A UK university is leading a three-year long project looking at using social media content and other data to find signs that students may be suicidal.
Northumbria University is partnering with nine other organisations to launch the pilot, which is backed by the Office for Students, for the ‘Early Alert Tool’.
The university already collects student data around their grades, both physical and virtual attendance records, and library usage. Under the new scheme, which students will have to opt-in to, this data will be combined with information from social media, conversations students have with staff, and data from their accommodation provider.
“We know students use social media, they engage with one another, they use it in a variety of different forms,” Professor Peter Francis, deputy vice-chancellor of Northumbria University, told The Telegraph.
“We are asking the questions – to what extent might that data provide some information to identify student profiles? This builds on what we have been doing. What other traces or types of data might we start to identify as being relevant?”
Though the scheme may have good intentions, there are several questions over how ethical it truly is. Issues around data privacy are constantly in the spotlight and there is also the problem of using a typically highly vulnerable group to trial such a thing.

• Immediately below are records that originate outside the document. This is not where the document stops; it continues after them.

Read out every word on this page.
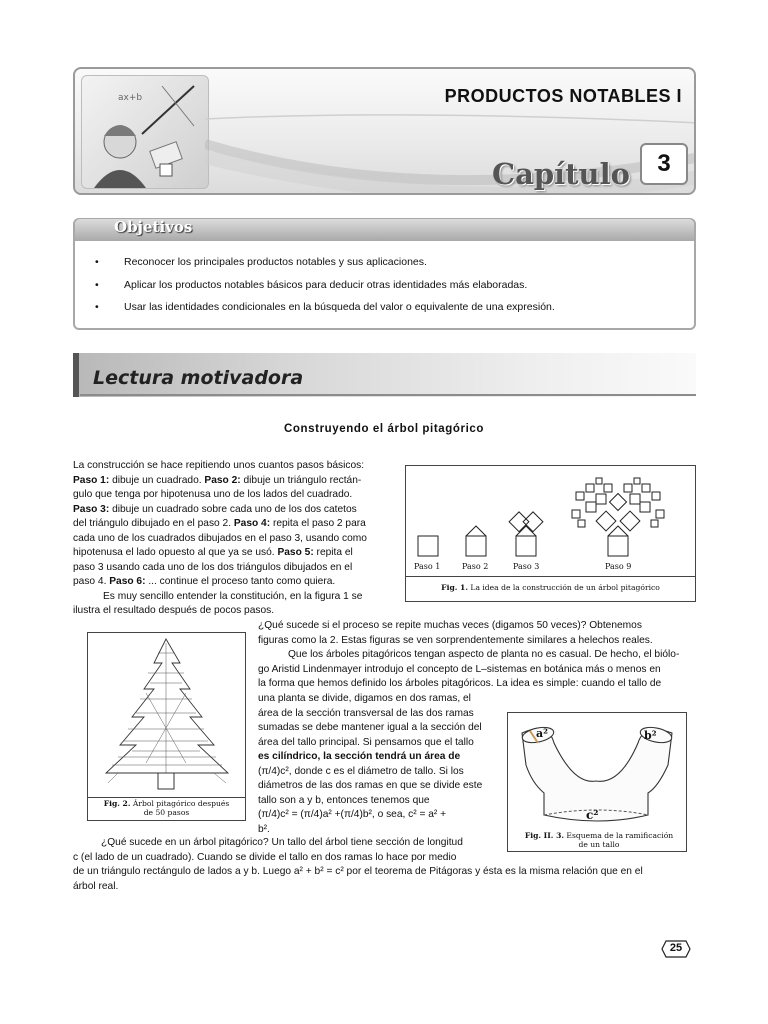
ax+b	PRODUCTOS NOTABLES I
Capítulo	3
Objetivos
• Reconocer los principales productos notables y sus aplicaciones.
• Aplicar los productos notables básicos para deducir otras identidades más elaboradas.
• Usar las identidades condicionales en la búsqueda del valor o equivalente de una expresión.
Lectura motivadora
Construyendo el árbol pitagórico
La construcción se hace repitiendo unos cuantos pasos básicos:
Paso 1: dibuje un cuadrado. Paso 2: dibuje un triángulo rectán-
gulo que tenga por hipotenusa uno de los lados del cuadrado.
Paso 3: dibuje un cuadrado sobre cada uno de los dos catetos
del triángulo dibujado en el paso 2. Paso 4: repita el paso 2 para
cada uno de los cuadrados dibujados en el paso 3, usando como
hipotenusa el lado opuesto al que ya se usó. Paso 5: repita el
paso 3 usando cada uno de los dos triángulos dibujados en el
paso 4. Paso 6: ... continue el proceso tanto como quiera.
Es muy sencillo entender la constitución, en la figura 1 se
ilustra el resultado después de pocos pasos.
Paso 1	Paso 2	Paso 3	Paso 9
Fig. 1. La idea de la construcción de un árbol pitagórico
¿Qué sucede si el proceso se repite muchas veces (digamos 50 veces)? Obtenemos
figuras como la 2. Estas figuras se ven sorprendentemente similares a helechos reales.
Que los árboles pitagóricos tengan aspecto de planta no es casual. De hecho, el biólo-
go Aristid Lindenmayer introdujo el concepto de L–sistemas en botánica más o menos en
la forma que hemos definido los árboles pitagóricos. La idea es simple: cuando el tallo de
Fig. 2. Árbol pitagórico después
de 50 pasos
una planta se divide, digamos en dos ramas, el
área de la sección transversal de las dos ramas
sumadas se debe mantener igual a la sección del
área del tallo principal. Si pensamos que el tallo
es cilíndrico, la sección tendrá un área de
(π/4)c², donde c es el diámetro de tallo. Si los
diámetros de las dos ramas en que se divide este
tallo son a y b, entonces tenemos que
(π/4)c² = (π/4)a² +(π/4)b², o sea, c² = a² +
b².
a²	b²
c²
Fig. II. 3. Esquema de la ramificación
de un tallo
¿Qué sucede en un árbol pitagórico? Un tallo del árbol tiene sección de longitud
c (el lado de un cuadrado). Cuando se divide el tallo en dos ramas lo hace por medio
de un triángulo rectángulo de lados a y b. Luego a² + b² = c² por el teorema de Pitágoras y ésta es la misma relación que en el
árbol real.
25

Nicola Dandridge, chief executive of the Office for Students, said: “Whenever I talk to students, improving mental health support is consistently raised as a priority… in too many cases students are having their experience of higher education blighted by mental ill-health. For many of these students, there is much more that we can do. Taking preventative action to promote good mental health is critical, as is taking a whole institution approach and involving students in developing solutions. In addition, the earlier we can identify issues developing, the more effectively we can give the vital support that is needed.”